Listen With Others

Are you sitting comfortably? Then we’ll begin

Compressor by KevGar

Posted by shirleycurran on 3 Feb 2023

Almost a carte blanche with just those symmetrical bars. ‘A number of answers must be altered in a certain way…’ “A number,” grumbled the other Numpty “we aren’t told how many.” but he was already finding rather a lot that had a letter too many for their cells, as I colour-coded my grid and clues, finding just two 12-letter answers, two 11s, and 2 8s. That was promising! And indeed, VICELESS, REPREHENSIVE, TERMITARIES, OVERLADE, PLEASURABLE and DODECAHEDRAL gave us the skeleton of our grid and before long we had that ‘skeleton’ grid with fifteen words that were too long for their slots and not much idea what to do with BRIDOONS, BITTERNS, BLENNIES or HEAVERS.

Clearly, we needed to lose a letter, but which? It was POU?E?? that made that penny drop (or the triangle ting, or whatever the musical equivalent is) POULENC, and that was clearly an anagram of OPULENCE with one extra E. Composers rapidly filled the rest of the grid and we had most of the corrected misprints: enough to work out the message SORT DISCARDS INTO TWO MORE …

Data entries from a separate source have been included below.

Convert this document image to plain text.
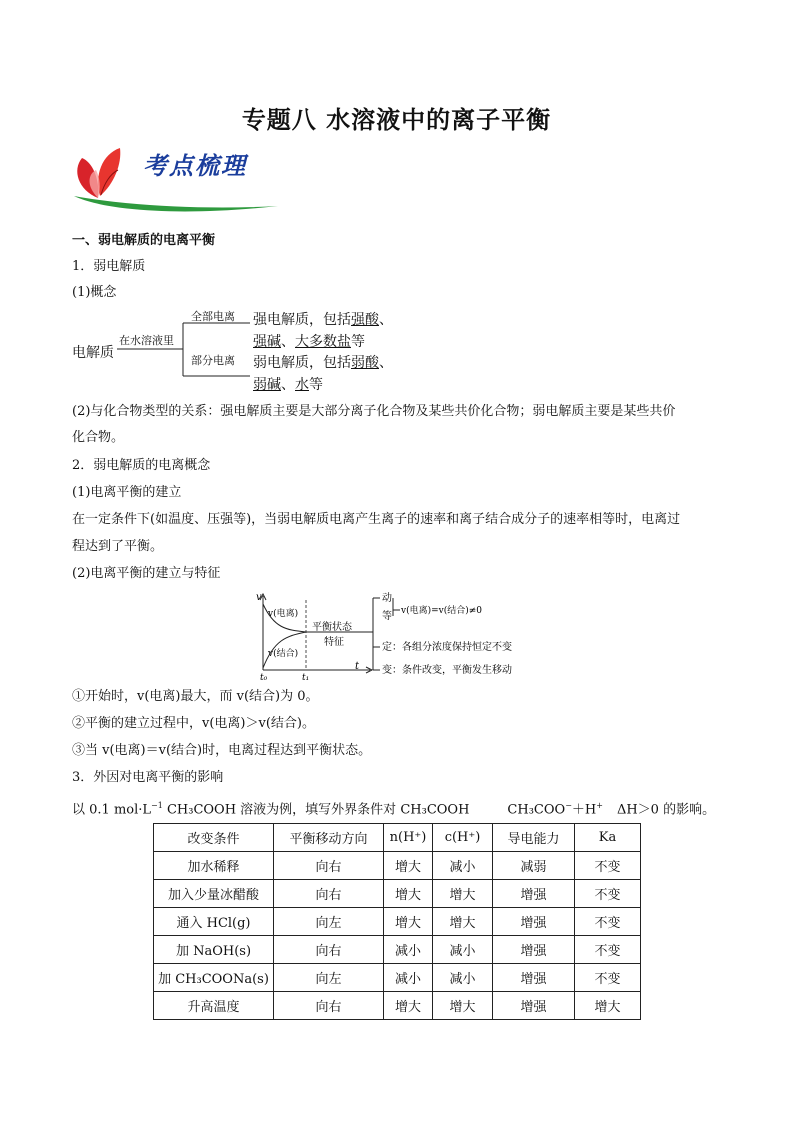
专题八 水溶液中的离子平衡
考点梳理
一、弱电解质的电离平衡
1．弱电解质
(1)概念
电解质
在水溶液里
全部电离
部分电离
强电解质，包括强酸、
强碱、大多数盐等
弱电解质，包括弱酸、
弱碱、水等
(2)与化合物类型的关系：强电解质主要是大部分离子化合物及某些共价化合物；弱电解质主要是某些共价
化合物。
2．弱电解质的电离概念
(1)电离平衡的建立
在一定条件下(如温度、压强等)，当弱电解质电离产生离子的速率和离子结合成分子的速率相等时，电离过
程达到了平衡。
(2)电离平衡的建立与特征
v
t
t₀	t₁
v(电离)
v(结合)
平衡状态
特征
动
等 v(电离)=v(结合)≠0
定：各组分浓度保持恒定不变
变：条件改变，平衡发生移动
①开始时，v(电离)最大，而 v(结合)为 0。
②平衡的建立过程中，v(电离)＞v(结合)。
③当 v(电离)＝v(结合)时，电离过程达到平衡状态。
3．外因对电离平衡的影响
以 0.1 $mol\cdot L^{-1}$ CH₃COOH 溶液为例，填写外界条件对 CH₃COOH	CH₃COO−＋H+ ΔH＞0 的影响。
改变条件	平衡移动方向	n(H⁺)	c(H⁺)	导电能力	Ka
加水稀释	向右	增大	减小	减弱	不变
加入少量冰醋酸	向右	增大	增大	增强	不变
通入 HCl(g)	向左	增大	增大	增强	不变
加 NaOH(s)	向右	减小	减小	增强	不变
加 CH₃COONa(s)	向左	减小	减小	增强	不变
升高温度	向右	增大	增大	增强	增大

“COMPRESSOR – that gives us ‘composers’ with a thematic extra R!” So we listed our fifteen composers and the extra letters and had a rather obvious SCHUMANN and a puzzling SCHUBET left over. “Doh!” Second penny-drop moment. That R of the title was discarded too – this was almost worthy of the ‘Poat hare trophy’ – the award for the sneakiest setter trick, commemorating that ‘hare’ who sneaked into Poat’s preamble some years ago.

But we have to admire the skill that went into this compilation – the calculation of the number of composers and finding those that would produce the necessary letters to give the last two. Probably that justifies the pretty obscure words we were still hunting for when our grid was practically full. We had EAV?E ‘Wager on each name, nom for a boy (5)’. The misprint message had told us that it was noT for a boy so we had to opt for EAVIE which Wiki tells us is a girl’s name. ?AEDI in the ODE produced MAEDI – some sort of sheep disease – but the clue wanted us to find an ‘Ancient tribe rooted in in northern Galicia’. Again Wiki helped when we inverted ‘plan B’ to get BAEDI.

No, I’m not grumbling – I’m raising a glass or two to KevGar for this accomplished compilation. Indeed he qualified for the oenophile outfit: ‘Shoulder’s rum, heal with treatment (6)’ gave us the HUMERAL that changed to MAHLER, then ‘Old English mead, thrilling liquid that causes blotting (6)’ It gave us OEDEMA (that causes bloAting). With that rum and mead, Cheers, KevGar!